Government trainers take a page from the NFL playbook
- By Mark Pomerleau
- Jan 06, 2016
If the National Football League can outfit its players’ uniforms with radio frequency identification chips to give coaches and fans statistics on players’ movements, why can’t that same technology be used to help train the military and law enforcement officers?
That was the thinking of Francis Hoang, chief strategy officer at Momentum Aviation Group – a global situational awareness company – that developed such a system in partnership with Zebra Technologies and Renaissance Sciences Corp. Giving customers the ability to have situation awareness they wouldn’t otherwise – whether from the air or on the ground –was the driving force behind the development of the project, Hoang said.
After seeing what Zebra Technologies had done with the National Football League and NASCAR (where it measures performance of pit crew members and equipment to speed efficiency), Hoang thought that similar motion analysis technology could help train military and law enforcement.
Prompt, accurate and coordinated response – be it to an active shooter in Chicago or in a raid on a compound in Syria – is critical for members of the law enforcement and military communities. For these operators, practice makes perfect. However, assessing the performance of trainees in real time during exercises has been an inexact science. But RFID tracking could significantly aid students and more importantly, instructors, providing objective measurements of each trainee involved in an exercise.
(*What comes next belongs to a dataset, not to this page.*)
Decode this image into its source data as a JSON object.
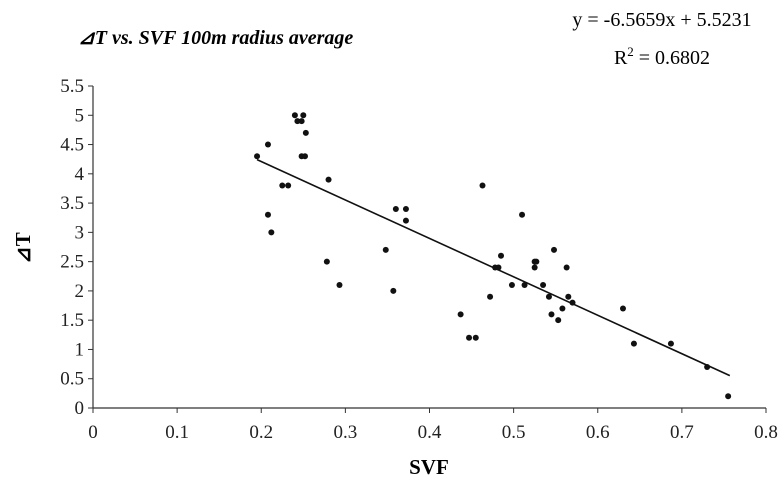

The TEAMWorks real-time performance intelligence system uses real time location systems that make it possible to automate and capture measurements of live action in a variety of training scenarios and environments, according to a MAG whitepaper.
The system works by placing quarter-sized radio frequency identification tags on a student or equipment. These tags emit a signal 20 times per second, which is picked up by a mounted receiver within 1,000 ft. line of sight in the training environment. The receiver then transmits the location data collected from the signal to a hub. Software analyzes the raw performance data and presents it in more useful forms such as visualizations that include tactical maps and videos or overlays that can be viewed in real time or saved for review by students or instructors. The data can also be turned into performance statistics to track speed, distance and timing of operators.
During training exercises, these real-time performance intelligence systems collect data such as the precise location and orientation of all students and other role players; the location and orientation of objects such as pistols, rifles and stun grenades; the state of a training facility such as open or closed windows and doors; and bio-signals such as respiration and heart rate.
These systems can be used in a variety of training environments across disciplines. For example, military instructors can use it in training at tactical shoot houses or raid houses where they can gain valuable data on students’ techniques and form -- such as the location of each team member, time required for team members to line up (or stack up) in front of a door prior to forced entry, verification of the stack order, time to breach, time to deploy stun gun, time to enter the breached room, time to clear room, time to rescue potential hostages and time to eliminate all threats.
In a similar manner, the TEAMWorks system can assist instructors in active shooter drills with members of law enforcement. During a recent demonstration at the 2015 International Association of Chiefs of Police conference, a team responded to an active shooter scenario in a miniature shoot house constructed on the floor of the conference hall. During the walkthrough, an instructor was able to see, in real time, the exact path, location, the orientation of weapons used by the operators and time stamps of actions taken. This information can also be viewed following the exercise for more accurate after-action reports to show or compare students’ performance.
Hoang explained that there are additional improvements in the works for the TEAMWorks motion analysis system. These include Bluetooth-enabled tags that can carry and send information – such as biometric data – to devices, three axis accelerometers that are capable of spatial awareness and wireless tag receivers, which will enable the system to be deployed operationally. Currently, receivers must be wired and stationed at a hub, Hoang said. But wireless receivers will allow for a real-time location system to be set up on the fly in any environment. This capability, combined with Bluetooth technologies to send biometric data to commanders during operations, would provide unprecedented situational awareness.
Editor's note: This article was changed Jan. 7 to include Renaissance Sciences Corp., a partner in the TEAMWorks solution.
Mark Pomerleau is a former editorial fellow with GCN and Defense Systems.